A successful investment strategy is constructed like a building. The goals provide the foundation, and the investment plan is the framework. As time goes on, the walls and floors fill in and the building grows. If your goals are vague, you risk ending up with an inadequate structure that doesn’t suit your foundation.
The Economic Policy Institute found that nearly half of all working families have no retirement savings at all. Overall, plan participation and balances have stagnated or declined in recent years. This predicament can be avoided by setting specific goals, and carefully crafting a realistic investment plan designed to meet them.
Begin by determining ultimately what you will use your investment money for. Set aside time, and do some soul searching to figure out what is truly most important to you. Be specific.
Is it for retirement?
Visualize what your retirement will look like.
Do you want to travel the world?
Tuck some away for your children’s education?

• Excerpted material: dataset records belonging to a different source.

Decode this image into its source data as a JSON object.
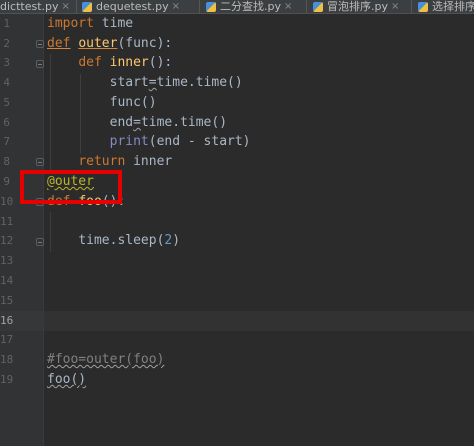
{
  "tabs": [
    {
      "label": "dicttest.py",
      "close": "×"
    },
    {
      "label": "dequetest.py",
      "close": "×"
    },
    {
      "label": "二分查找.py",
      "close": "×"
    },
    {
      "label": "冒泡排序.py",
      "close": "×"
    },
    {
      "label": "选择排序",
      "close": ""
    }
  ],
  "line_numbers": [
    "1",
    "2",
    "3",
    "4",
    "5",
    "6",
    "7",
    "8",
    "9",
    "10",
    "11",
    "12",
    "13",
    "14",
    "15",
    "16",
    "17",
    "18",
    "19"
  ],
  "active_line_number": "16",
  "code": {
    "l1": {
      "kw": "import",
      "rest": " time"
    },
    "l2": {
      "kw": "def",
      "name": "outer",
      "rest": "(func):"
    },
    "l3": {
      "indent": "    ",
      "kw": "def",
      "name": "inner",
      "rest": "():"
    },
    "l4": {
      "indent": "        ",
      "text": "start",
      "op": "=",
      "rest": "time.time()"
    },
    "l5": {
      "indent": "        ",
      "text": "func()"
    },
    "l6": {
      "indent": "        ",
      "text": "end",
      "op": "=",
      "rest": "time.time()"
    },
    "l7": {
      "indent": "        ",
      "fn": "print",
      "rest": "(end - start)"
    },
    "l8": {
      "indent": "    ",
      "kw": "return",
      "rest": " inner"
    },
    "l9": {
      "deco": "@outer"
    },
    "l10": {
      "kw": "def",
      "name": "foo",
      "rest": "():"
    },
    "l12": {
      "indent": "    ",
      "text": "time.sleep(",
      "num": "2",
      "close": ")"
    },
    "l18": {
      "comment": "#foo=outer(foo)"
    },
    "l19": {
      "text": "foo()"
    }
  },
  "colors": {
    "background": "#2b2b2b",
    "keyword": "#cc7832",
    "function": "#ffc66d",
    "number": "#6897bb",
    "decorator": "#bbb529",
    "comment": "#808080",
    "highlight_box": "#e60000"
  }
}
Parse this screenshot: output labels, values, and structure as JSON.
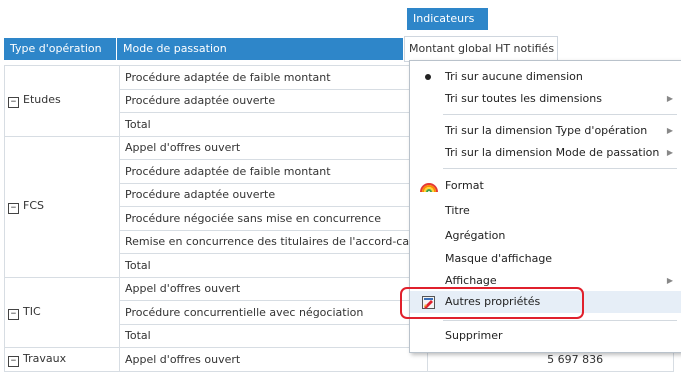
{
  "header": {
    "indicators_label": "Indicateurs",
    "col_type": "Type d'opération",
    "col_mode": "Mode de passation",
    "col_montant": "Montant global HT notifiés"
  },
  "rows": [
    {
      "group": "Etudes",
      "mode": "Procédure adaptée de faible montant"
    },
    {
      "group": "",
      "mode": "Procédure adaptée ouverte"
    },
    {
      "group": "",
      "mode": "Total"
    },
    {
      "group": "FCS",
      "mode": "Appel d'offres ouvert"
    },
    {
      "group": "",
      "mode": "Procédure adaptée de faible montant"
    },
    {
      "group": "",
      "mode": "Procédure adaptée ouverte"
    },
    {
      "group": "",
      "mode": "Procédure négociée sans mise en concurrence"
    },
    {
      "group": "",
      "mode": "Remise en concurrence des titulaires de l'accord-cadre"
    },
    {
      "group": "",
      "mode": "Total"
    },
    {
      "group": "TIC",
      "mode": "Appel d'offres ouvert"
    },
    {
      "group": "",
      "mode": "Procédure concurrentielle avec négociation"
    },
    {
      "group": "",
      "mode": "Total"
    },
    {
      "group": "Travaux",
      "mode": "Appel d'offres ouvert",
      "value": "5 697 836"
    }
  ],
  "toggle_symbol": "−",
  "menu": {
    "tri_aucune": "Tri sur aucune dimension",
    "tri_toutes": "Tri sur toutes les dimensions",
    "tri_type": "Tri sur la dimension Type d'opération",
    "tri_mode": "Tri sur la dimension Mode de passation",
    "format": "Format",
    "titre": "Titre",
    "agregation": "Agrégation",
    "masque": "Masque d'affichage",
    "affichage": "Affichage",
    "autres": "Autres propriétés",
    "supprimer": "Supprimer"
  },
  "colors": {
    "header_blue": "#2e86c9",
    "highlight_red": "#e0202c"
  }
}
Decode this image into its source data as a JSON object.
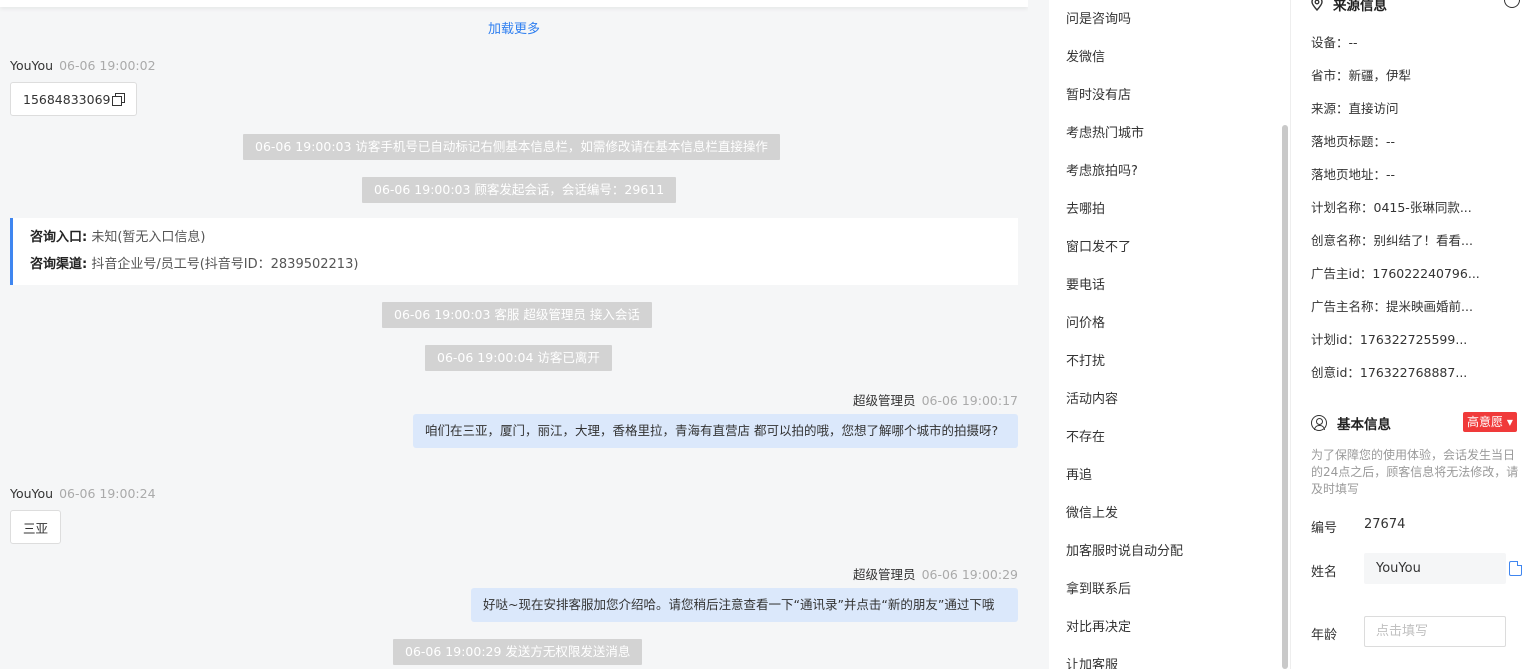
{
  "chat": {
    "load_more": "加载更多",
    "msg1": {
      "sender": "YouYou",
      "time": "06-06 19:00:02",
      "text": "15684833069"
    },
    "sys1": "06-06 19:00:03 访客手机号已自动标记右侧基本信息栏，如需修改请在基本信息栏直接操作",
    "sys2": "06-06 19:00:03 顾客发起会话，会话编号：29611",
    "entry": {
      "label1": "咨询入口:",
      "value1": " 未知(暂无入口信息)",
      "label2": "咨询渠道:",
      "value2": " 抖音企业号/员工号(抖音号ID：2839502213)"
    },
    "sys3": "06-06 19:00:03 客服 超级管理员 接入会话",
    "sys4": "06-06 19:00:04 访客已离开",
    "msg2": {
      "sender": "超级管理员",
      "time": "06-06 19:00:17",
      "text": "咱们在三亚，厦门，丽江，大理，香格里拉，青海有直营店 都可以拍的哦，您想了解哪个城市的拍摄呀?"
    },
    "msg3": {
      "sender": "YouYou",
      "time": "06-06 19:00:24",
      "text": "三亚"
    },
    "msg4": {
      "sender": "超级管理员",
      "time": "06-06 19:00:29",
      "text": "好哒~现在安排客服加您介绍哈。请您稍后注意查看一下“通讯录”并点击“新的朋友”通过下哦"
    },
    "sys5": "06-06 19:00:29 发送方无权限发送消息"
  },
  "quick_replies": [
    "问是咨询吗",
    "发微信",
    "暂时没有店",
    "考虑热门城市",
    "考虑旅拍吗?",
    "去哪拍",
    "窗口发不了",
    "要电话",
    "问价格",
    "不打扰",
    "活动内容",
    "不存在",
    "再追",
    "微信上发",
    "加客服时说自动分配",
    "拿到联系后",
    "对比再决定",
    "让加客服"
  ],
  "source_info": {
    "title": "来源信息",
    "lines": [
      "设备：--",
      "省市：新疆，伊犁",
      "来源：直接访问",
      "落地页标题：--",
      "落地页地址：--",
      "计划名称：0415-张琳同款...",
      "创意名称：别纠结了！看看...",
      "广告主id：176022240796...",
      "广告主名称：提米映画婚前...",
      "计划id：176322725599...",
      "创意id：176322768887..."
    ]
  },
  "basic_info": {
    "title": "基本信息",
    "intent": "高意愿 ▾",
    "note": "为了保障您的使用体验，会话发生当日的24点之后，顾客信息将无法修改，请及时填写",
    "id_label": "编号",
    "id_value": "27674",
    "name_label": "姓名",
    "name_value": "YouYou",
    "age_label": "年龄",
    "age_placeholder": "点击填写"
  }
}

Create a cushion for medical expenses?
Buy a second home in Hawaii and invest in real estate?
Be as realistic as possible, decide on a number.
Next, analyze your current situation and your immediate future to identify any restrictions.
How many years can you save until you will need to use that money?
How much could you realistically invest now?
How much would you be willing and able to contribute for each of your remaining years?
Think about everything you want to account for. When those terms are set, you can proceed with crafting a plan.
With your ultimate goals in mind, and the outline of your business plan set, consult with a qualified investment advisor to discuss your unique situation. Consider how much risk you feel comfortable with, and how much liquidity you will need. Build a back-up plan to prepare for significant life changes that may affect your ability to save in the future.
Remember that investments are made with a long-term goal in mind. Don’t micromanage your funds. Resist the impulse to follow market ratings, or copy someone else’s strategy. Conversely, it is unwise to be completely hands-off. Revisit your investment portfolio annually to readjust your allocations and ensure that your earnings remain in line with your goals.
A solid investment portfolio that encompasses each of your defined goals and constraints should be able to endure market volatility and lifestyle changes. Without the help of a qualified, experienced financial advisor who understands your goals, your building is destined to crumble.